There were 96 in the herd at the auction, and Beckman said they were looking to auction off 24 of them.

To maintain a healthy herd, the bison were culled. Pure strain animals were kept. The unwanted were auctioned off to bison ranchers.

“When they were almost extinct, bison were bred with cattle in order to up the population,” said Beckman.

The goal now is to keep only the best bison, one by one. They are routed through a steel maze and rattle their way into the head gate.

Fifty years after the Blue Mounds herd was created, it remains as genetically pure as possible, and a direct link to when the west was wild. Keeping it that way is the work of veterinarians. They’ll track each bison’s vitals, both on microchip and paper.

A prime mature bull will go from 2,000 to 2,400 pounds.
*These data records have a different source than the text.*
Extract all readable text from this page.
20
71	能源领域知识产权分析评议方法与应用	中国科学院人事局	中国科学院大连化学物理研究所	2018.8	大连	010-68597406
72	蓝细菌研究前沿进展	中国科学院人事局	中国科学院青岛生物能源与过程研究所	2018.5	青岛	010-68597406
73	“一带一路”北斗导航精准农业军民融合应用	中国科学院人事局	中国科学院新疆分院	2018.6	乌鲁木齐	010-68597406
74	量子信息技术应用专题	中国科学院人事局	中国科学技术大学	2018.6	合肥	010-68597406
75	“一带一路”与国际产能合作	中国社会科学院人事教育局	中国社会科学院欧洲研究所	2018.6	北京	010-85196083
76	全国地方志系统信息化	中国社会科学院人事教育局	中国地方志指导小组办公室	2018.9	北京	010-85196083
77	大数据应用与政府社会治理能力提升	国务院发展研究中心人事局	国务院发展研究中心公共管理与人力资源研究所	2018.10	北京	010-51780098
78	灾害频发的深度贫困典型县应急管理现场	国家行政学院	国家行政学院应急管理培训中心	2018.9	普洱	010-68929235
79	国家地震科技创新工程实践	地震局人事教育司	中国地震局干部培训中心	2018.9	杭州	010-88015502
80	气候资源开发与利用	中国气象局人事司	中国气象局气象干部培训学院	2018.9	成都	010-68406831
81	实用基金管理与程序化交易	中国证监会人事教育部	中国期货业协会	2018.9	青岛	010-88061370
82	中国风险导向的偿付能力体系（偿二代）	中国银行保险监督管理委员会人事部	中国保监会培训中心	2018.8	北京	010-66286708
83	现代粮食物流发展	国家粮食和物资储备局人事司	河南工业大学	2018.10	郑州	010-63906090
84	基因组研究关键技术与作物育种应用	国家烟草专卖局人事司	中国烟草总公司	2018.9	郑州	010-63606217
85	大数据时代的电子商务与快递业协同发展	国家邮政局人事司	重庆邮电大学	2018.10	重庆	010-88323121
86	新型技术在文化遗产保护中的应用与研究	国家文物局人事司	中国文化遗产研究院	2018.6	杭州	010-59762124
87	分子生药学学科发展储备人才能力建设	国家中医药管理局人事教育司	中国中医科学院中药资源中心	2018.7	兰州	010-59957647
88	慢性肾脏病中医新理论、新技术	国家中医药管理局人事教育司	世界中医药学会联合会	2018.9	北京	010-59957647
That’s more than a ton of stubbornness onto which they have to place ear tags, draw blood and pull out bristles of hair.

“It’s a chance for us to do some serious scientific work,” said Courtland Nelson, who directs the DNR’s state parks and trails. “We want to have a herd that represents as purely as possible the bison of historic times.”

Like the cow and calf reunited at the roundup’s end, they are direct links to our nation’s past, when a seemingly endless sea of bison grazed the western plains.

Two cows and two calves are heading to the Minnesota Zoo for the new prairie exhibit near the zoo’s entrance. Once DNA lab tests are completed at Texas A&M, any bison without pure historic genetics will be selected for next year’s auction.